THE KOLOZSVÁRY HOUSE
The third palace built by Sztarill Ferenc in Ferdinand Square.
Jewelry store, fashion salon, luxury living quarters
The Kolozsváry Palace on Iosif Vulcan Street no. 2 was built between 1910 and 1912 for jeweler Sándor Kolozsváry, who had ordered its construction. He was the owner of the built-up land at the intersection between Iosif Vulcan Street and Piața Ferdinand (Ferdinand Square), and the construction was finalized by his widow.
The old house which had been located on this land was demolished in 1910, and the land itself was highly priced on the real estate market of the time.
The Kolozsváry (Kolozsvári) family had owned the oldest jewelry store in Oradea ever since 1792 (Strada Principală (Main Street) no. 293). They sold jewelry-related items, precious gems, diamonds, brilliants and other Baroque silver objects (silverware, lampstands). In the list of industrialists and salesmen of 1892, two jewelers were registered at the old address: Sándor Kolozsári and Sándor Kolozsváry, Jr.
The three-floor corner building was erected based on the plans of local constructor Sztarill Ferenc, being the third palace he built in this small square (the Poynár House, the Sztarill Palace).

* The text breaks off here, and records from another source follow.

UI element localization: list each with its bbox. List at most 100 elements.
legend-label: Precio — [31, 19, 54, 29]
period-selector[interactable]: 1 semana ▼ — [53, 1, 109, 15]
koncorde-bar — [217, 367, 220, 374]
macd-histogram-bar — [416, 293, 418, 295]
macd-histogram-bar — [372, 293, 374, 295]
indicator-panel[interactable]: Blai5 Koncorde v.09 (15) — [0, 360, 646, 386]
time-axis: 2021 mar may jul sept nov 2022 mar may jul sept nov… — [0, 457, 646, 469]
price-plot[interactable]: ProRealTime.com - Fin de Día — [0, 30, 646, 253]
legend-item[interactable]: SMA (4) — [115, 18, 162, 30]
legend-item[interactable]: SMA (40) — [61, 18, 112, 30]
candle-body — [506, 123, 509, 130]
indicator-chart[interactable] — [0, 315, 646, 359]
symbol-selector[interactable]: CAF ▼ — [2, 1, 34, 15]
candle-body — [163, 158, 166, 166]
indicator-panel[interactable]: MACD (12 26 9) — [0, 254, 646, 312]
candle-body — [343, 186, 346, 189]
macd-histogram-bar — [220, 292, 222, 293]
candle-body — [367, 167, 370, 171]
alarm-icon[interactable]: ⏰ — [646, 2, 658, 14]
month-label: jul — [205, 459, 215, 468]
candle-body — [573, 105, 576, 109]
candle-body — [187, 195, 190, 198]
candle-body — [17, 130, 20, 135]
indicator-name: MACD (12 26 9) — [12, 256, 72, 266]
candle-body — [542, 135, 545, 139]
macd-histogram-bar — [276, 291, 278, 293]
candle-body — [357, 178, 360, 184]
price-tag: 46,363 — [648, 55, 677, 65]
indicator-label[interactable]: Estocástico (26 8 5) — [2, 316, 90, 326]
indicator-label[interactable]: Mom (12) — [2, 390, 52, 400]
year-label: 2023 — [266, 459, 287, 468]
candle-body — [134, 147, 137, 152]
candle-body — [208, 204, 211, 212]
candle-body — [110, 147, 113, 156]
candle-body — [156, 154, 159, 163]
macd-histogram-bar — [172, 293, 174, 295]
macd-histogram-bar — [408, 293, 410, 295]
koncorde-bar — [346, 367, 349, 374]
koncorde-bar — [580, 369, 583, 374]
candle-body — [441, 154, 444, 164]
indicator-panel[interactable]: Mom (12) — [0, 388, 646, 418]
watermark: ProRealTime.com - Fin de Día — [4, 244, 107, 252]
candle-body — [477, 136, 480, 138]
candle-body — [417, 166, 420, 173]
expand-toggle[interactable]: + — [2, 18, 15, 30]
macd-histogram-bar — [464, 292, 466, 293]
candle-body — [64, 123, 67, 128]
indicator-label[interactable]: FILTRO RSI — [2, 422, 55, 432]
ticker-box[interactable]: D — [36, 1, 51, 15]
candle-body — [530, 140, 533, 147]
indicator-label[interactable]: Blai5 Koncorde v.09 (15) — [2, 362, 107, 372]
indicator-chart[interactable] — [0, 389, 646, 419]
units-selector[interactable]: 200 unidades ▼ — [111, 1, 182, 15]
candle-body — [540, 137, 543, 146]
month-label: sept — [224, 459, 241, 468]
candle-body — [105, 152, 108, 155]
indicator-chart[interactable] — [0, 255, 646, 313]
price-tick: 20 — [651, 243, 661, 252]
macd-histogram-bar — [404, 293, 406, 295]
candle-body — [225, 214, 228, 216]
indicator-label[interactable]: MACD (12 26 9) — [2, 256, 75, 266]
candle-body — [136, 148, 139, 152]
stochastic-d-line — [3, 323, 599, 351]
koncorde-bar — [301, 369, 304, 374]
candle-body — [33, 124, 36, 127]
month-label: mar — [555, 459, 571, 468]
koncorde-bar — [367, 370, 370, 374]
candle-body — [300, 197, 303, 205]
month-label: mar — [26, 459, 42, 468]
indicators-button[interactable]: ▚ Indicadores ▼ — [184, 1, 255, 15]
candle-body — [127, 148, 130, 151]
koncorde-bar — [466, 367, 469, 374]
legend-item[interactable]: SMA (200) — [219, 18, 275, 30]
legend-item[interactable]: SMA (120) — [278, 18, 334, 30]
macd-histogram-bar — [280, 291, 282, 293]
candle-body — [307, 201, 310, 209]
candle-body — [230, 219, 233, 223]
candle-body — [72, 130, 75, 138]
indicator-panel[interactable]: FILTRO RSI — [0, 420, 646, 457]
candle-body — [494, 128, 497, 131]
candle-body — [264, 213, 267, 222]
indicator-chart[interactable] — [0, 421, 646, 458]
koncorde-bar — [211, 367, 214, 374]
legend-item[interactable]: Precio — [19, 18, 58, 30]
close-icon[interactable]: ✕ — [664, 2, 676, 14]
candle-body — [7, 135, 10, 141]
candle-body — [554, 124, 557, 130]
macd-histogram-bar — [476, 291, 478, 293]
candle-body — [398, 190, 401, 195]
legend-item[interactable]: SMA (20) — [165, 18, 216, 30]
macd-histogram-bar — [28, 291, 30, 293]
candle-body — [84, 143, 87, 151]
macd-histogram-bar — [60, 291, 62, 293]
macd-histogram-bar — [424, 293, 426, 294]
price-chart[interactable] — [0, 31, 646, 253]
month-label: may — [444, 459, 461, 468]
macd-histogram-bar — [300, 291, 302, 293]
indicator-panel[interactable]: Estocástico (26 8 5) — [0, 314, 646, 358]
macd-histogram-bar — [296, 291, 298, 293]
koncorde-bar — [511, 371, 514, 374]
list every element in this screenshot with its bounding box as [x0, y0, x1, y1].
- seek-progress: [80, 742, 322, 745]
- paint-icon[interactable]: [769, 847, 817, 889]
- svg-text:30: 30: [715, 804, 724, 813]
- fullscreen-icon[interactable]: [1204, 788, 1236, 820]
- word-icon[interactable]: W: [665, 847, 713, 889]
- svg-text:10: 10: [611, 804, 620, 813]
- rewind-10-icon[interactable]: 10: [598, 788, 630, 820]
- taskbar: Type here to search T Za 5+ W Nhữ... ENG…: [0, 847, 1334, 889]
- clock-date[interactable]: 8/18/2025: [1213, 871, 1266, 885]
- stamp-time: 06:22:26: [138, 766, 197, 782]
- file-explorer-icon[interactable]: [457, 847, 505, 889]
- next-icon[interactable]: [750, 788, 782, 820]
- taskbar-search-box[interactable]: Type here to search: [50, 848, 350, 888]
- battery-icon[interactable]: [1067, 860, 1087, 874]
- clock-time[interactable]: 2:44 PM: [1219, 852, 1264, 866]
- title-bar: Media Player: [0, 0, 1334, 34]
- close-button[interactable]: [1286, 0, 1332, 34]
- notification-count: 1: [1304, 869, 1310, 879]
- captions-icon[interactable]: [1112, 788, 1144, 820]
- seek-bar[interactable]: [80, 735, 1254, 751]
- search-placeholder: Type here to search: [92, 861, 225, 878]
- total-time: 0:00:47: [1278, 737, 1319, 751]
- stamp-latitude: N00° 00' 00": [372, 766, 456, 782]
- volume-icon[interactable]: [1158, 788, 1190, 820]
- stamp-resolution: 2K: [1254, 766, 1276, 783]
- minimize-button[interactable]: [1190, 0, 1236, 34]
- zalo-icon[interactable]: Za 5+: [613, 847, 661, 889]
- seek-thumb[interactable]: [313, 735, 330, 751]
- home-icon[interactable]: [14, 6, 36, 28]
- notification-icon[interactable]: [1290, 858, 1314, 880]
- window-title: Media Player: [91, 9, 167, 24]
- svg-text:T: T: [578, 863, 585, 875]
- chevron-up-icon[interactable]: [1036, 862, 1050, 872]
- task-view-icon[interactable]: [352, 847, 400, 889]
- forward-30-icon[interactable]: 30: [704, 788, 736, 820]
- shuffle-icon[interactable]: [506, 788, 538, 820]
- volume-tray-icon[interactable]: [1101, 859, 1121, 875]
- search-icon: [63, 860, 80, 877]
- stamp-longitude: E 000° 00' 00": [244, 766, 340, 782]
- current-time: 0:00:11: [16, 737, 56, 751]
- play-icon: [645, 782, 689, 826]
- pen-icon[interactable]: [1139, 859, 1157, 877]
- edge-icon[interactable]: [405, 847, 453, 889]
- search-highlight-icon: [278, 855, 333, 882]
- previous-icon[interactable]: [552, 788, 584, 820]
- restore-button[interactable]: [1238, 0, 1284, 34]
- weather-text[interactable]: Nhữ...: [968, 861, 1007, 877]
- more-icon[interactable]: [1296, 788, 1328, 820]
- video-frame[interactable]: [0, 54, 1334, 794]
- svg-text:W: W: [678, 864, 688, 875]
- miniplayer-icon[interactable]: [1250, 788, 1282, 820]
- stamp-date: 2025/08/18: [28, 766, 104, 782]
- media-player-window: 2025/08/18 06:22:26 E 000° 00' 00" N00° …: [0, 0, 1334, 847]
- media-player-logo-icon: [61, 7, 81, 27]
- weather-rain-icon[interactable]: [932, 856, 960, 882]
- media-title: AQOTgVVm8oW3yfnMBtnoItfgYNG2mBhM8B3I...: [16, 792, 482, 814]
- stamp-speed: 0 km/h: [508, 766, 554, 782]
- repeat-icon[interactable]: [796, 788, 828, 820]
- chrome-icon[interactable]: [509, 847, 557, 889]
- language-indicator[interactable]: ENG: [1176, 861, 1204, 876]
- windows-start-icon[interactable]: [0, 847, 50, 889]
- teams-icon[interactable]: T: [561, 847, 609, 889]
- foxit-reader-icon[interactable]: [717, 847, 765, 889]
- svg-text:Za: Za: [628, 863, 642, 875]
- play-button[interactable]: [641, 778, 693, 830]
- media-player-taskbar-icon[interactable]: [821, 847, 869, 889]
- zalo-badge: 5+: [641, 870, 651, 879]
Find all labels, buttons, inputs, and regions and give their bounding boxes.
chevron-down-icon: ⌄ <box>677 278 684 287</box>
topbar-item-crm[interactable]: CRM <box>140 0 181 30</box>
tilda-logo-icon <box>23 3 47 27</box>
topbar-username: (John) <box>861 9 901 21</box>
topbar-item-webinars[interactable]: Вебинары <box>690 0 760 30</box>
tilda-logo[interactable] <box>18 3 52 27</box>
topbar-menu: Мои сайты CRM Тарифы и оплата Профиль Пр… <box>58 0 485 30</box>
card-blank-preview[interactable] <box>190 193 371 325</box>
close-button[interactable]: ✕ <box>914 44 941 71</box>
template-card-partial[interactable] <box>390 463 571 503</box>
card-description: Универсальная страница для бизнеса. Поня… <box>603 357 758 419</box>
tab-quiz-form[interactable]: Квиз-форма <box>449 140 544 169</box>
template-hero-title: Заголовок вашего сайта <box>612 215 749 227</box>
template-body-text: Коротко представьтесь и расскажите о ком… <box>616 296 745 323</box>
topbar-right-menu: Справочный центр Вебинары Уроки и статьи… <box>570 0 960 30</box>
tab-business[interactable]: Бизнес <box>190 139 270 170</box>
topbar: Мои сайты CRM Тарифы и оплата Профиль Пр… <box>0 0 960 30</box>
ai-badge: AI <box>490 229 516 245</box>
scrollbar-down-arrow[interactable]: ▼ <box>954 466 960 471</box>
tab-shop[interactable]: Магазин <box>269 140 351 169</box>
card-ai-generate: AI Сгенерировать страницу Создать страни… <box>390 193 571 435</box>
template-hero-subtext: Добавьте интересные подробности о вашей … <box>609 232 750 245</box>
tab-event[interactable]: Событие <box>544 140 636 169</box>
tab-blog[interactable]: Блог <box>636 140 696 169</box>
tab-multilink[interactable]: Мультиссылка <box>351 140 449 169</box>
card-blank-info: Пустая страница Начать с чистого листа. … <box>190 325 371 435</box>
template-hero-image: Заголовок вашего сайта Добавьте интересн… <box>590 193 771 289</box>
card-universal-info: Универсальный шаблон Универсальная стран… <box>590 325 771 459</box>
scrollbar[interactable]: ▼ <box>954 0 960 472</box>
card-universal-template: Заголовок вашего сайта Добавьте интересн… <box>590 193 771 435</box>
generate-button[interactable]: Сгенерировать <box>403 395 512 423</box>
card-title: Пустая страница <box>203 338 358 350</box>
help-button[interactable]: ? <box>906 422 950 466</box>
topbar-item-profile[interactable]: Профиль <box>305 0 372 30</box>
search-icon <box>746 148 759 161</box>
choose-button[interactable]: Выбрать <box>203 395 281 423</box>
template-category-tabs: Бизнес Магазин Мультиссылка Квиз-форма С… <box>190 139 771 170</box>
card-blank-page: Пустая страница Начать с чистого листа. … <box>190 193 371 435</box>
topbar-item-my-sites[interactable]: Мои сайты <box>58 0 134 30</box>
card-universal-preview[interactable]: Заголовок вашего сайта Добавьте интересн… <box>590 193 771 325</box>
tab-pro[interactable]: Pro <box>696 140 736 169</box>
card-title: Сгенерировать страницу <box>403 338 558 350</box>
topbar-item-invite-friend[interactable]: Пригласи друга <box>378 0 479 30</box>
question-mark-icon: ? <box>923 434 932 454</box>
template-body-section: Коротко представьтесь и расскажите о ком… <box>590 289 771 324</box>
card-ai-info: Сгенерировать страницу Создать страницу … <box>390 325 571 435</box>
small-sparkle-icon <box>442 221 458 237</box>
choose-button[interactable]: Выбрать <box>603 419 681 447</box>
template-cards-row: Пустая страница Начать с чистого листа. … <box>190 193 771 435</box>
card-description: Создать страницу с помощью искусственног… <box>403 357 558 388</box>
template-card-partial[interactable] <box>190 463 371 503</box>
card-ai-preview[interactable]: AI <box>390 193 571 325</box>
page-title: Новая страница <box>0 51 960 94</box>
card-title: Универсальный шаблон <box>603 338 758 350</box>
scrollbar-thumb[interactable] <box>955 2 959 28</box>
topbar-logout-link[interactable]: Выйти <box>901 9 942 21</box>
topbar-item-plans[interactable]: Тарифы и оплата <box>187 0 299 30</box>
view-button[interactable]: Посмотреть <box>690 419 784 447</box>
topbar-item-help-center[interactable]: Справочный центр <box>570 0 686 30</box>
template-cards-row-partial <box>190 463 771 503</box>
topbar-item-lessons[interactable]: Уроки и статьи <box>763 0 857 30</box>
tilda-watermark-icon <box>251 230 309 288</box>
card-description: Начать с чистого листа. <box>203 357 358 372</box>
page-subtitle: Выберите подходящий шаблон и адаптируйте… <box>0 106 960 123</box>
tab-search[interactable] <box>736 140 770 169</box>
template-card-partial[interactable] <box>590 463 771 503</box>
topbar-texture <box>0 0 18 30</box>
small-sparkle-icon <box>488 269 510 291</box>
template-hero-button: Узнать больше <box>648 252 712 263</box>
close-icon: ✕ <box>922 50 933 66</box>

As was the case with the Miksa Moskovits Palace built by Kálmán Rimanóczy, Jr., ribbed plates made from reinforced concrete were used for the supporting structure, which was also designed by Professor Szilárd Zielinszky of Budapest. Due to the metallic structure, the mezzanine and the upper-floor balconies protrude through the surface of the façade and appear as if suspended in thin air.
The building is a modern tenement house with few decorations, but it has had electricity, along with all of the utilities requested at the time, from the very beginning.
The owner ran his jewelry store in the new building, being neighbored by the Markovits and Weinberger fashion store, while the mezzanine was home to a fashion salon. The upper floors comprised spacious, luxury living quarters, some with seven rooms. On the façade on the side of Republicii Street is a coat of arms enclosed in an oval frame (probably the coat of arms of the Kolozsváry / Kolosváry family, who had gained their title of nobility in the 18th century).
After 1920, the ground floor of the building housed a fabric store, Vadas Üzlet, opened by Vadas Stefan and Vadas Eugen, and the second floor was the headquarters of Doctor Kovacs Jenő. In 1944, Doctor Kovacs Jenő fell victim to deportation, and, after 1949, the store was nationalized by the communist regime. (the information in this paragraph is complete due to the help of Mrs. Vadas Juliana, the daughter of Mr. Vadas Stefan).